RE: Does OpenOffice 3.0 handle unicode?

From: Philippe Verdy (verdy_p@wanadoo.fr)
Date: Sat Mar 21 2009 - 12:10:32 CST

  • Next message: Petr Tomasek: "Re: Does OpenOffice 3.0 handle unicode?"

    > [mailto:unicode-bounce@unicode.org] De la part de Petr Tomasek
    > Envoyé : samedi 21 mars 2009 17:42
    > À : Unicode@unicode.org
    > Objet : Does OpenOffice 3.0 handle unicode?
    >
    >
    > Can someone, please, confirm whether the new version of
    > OpenOffice can handle unicode? OpenOffice 2.0 unfortunatelly
    > can handle only the BMP, while I need characters from the SMP.

    That's quite a stupid question: if OpenOffice can "handle" the BMP
    characters, it means that it "handles" Unicode.
    Appanretly you seem to ignore that OpenOffice was designed using Unicode as
    a goal, and using file formats that require the correct support of Unicode.
    This support has always been part of the file format specifications (that
    are based on XML files compressed within a zipped archive).

    I can perfectly open Chinese documents containing characters from the SIP,
    with OpenOffice (all versions, including those before 2.0).

    This is not a problem of OpenOffice version but of support of the display of
    the characters and scripts (for complex scripts) in the system's or
    application's renderer. But if you don't have any font for those scripts you
    want to render and that are part of the SMP, all you'll get is a set of
    empty boxes. But even in that case, OpenOffice will not destroy the document
    if it contains such sequences of characters that it cannot render with
    missing fonts.

    OpenOffice contains a limited set of fonts, but not for all characters and
    scripts found in Unicode. Complex scripts that require a specific layout
    engine for correct rendering (because the simple one-to-one mapping from a
    character to a glyph does not work as expected, or result in very poor
    layout and missing contextual forms) will also need upgrade either in your
    system or in your (MS/Open/Star-)Office application as well.

    So, on the same system, if I can open a document containing non-BMP
    characters with MS Office, I can as well open it with OpenOffice (or Sun
    StarOffice). And on the reverse, I can also save a document with OpenOffice
    into the legacy format supported by MSOFfice and open it in MS Office; This
    makes no difference for the rendering and support of characters (there may
    exist some differences in the support of specific macros, or advanced
    stylesheets, or in specific page layouts, but the text itself is not
    affected, and equally readable in both softwares).

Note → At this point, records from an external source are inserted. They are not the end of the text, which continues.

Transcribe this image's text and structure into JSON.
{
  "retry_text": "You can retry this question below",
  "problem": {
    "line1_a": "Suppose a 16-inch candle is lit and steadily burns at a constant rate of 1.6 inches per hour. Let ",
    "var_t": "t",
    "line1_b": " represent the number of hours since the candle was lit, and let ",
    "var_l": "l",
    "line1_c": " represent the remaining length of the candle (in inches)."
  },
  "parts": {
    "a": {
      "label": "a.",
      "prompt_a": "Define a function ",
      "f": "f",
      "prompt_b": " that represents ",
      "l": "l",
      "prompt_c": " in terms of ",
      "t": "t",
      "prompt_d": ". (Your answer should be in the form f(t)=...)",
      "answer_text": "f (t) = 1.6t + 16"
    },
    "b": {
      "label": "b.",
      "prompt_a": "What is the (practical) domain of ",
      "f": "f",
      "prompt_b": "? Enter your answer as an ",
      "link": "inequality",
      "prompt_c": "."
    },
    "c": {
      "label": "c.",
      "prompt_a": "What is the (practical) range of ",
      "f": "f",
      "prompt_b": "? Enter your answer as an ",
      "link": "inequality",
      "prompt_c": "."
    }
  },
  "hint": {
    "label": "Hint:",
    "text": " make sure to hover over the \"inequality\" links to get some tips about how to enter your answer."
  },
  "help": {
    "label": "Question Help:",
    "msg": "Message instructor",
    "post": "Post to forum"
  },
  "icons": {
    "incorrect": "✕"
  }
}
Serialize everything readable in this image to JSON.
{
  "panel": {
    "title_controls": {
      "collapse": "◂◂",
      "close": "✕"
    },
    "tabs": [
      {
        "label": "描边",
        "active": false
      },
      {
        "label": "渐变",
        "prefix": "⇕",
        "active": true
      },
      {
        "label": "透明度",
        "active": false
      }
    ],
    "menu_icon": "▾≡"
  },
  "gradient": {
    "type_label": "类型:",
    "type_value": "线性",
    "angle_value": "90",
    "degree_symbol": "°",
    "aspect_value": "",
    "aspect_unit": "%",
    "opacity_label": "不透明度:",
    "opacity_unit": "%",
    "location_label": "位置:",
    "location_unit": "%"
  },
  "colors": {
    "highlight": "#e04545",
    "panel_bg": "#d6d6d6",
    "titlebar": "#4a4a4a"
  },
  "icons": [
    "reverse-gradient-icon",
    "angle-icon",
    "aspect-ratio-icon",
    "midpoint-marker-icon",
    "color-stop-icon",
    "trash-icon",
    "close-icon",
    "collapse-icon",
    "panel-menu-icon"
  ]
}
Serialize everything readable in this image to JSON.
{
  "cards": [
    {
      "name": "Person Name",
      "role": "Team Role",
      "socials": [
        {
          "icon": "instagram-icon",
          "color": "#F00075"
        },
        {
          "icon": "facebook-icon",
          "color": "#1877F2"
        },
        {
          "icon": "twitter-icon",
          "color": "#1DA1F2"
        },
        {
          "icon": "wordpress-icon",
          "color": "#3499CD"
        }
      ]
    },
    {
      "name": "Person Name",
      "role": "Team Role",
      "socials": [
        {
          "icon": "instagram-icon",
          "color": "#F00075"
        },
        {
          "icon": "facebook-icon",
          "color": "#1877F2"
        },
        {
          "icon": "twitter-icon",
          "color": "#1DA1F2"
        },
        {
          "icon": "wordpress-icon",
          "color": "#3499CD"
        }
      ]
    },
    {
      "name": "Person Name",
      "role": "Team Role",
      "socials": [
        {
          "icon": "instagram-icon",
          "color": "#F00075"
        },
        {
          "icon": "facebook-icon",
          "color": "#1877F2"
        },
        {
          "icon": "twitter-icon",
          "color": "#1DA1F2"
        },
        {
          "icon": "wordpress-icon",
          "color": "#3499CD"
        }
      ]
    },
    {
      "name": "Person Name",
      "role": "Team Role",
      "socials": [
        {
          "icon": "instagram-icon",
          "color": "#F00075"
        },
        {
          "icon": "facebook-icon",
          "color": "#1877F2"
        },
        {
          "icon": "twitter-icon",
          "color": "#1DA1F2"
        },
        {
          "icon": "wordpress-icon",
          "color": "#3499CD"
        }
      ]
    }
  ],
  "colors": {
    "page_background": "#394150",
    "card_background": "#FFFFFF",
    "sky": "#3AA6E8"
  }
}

    Note that if you can already display those characters you want in a web
    browser or in a email agent, you'll be able to see them in an Office app.

    The reverse is not always true, i.e. some texts that can be worked on and
    displayed corectly in an Office application may be rendered poorly or not at
    all in your local web browser when converted to HTML, and it is also not
    true if your "Office" application is just a legacy Notepad or similar
    application designed for simple plain text documents only.

    For example NotePad++ is one of those "advanced" editors that work even
    worse than Notepad for characters out of the local-only "ANSI" legacy 8-bit
    codeset of Windows, and it still really does not support Unicode internally
    but just contains an external converter to/from UTF-8, in a VERY lossy
    conversion scheme. Its support for larger character sets is a bit better in
    the latest version, but still, most of its tools are not compliant and can
    only handle characters that have roun-trip conversion with the local ANSI
    codepage (and for some of them, it ionly works correctly if this codepage is
    only a specific one, like 1250 or 1252 only). It also doesnot work at all
    with the BiDi algorithm. It should not be used to edit XML or HTML documents
    containing any RTL script or complex script (some of the descructive actions
    made by it are orrevocable and performed silently without any warning).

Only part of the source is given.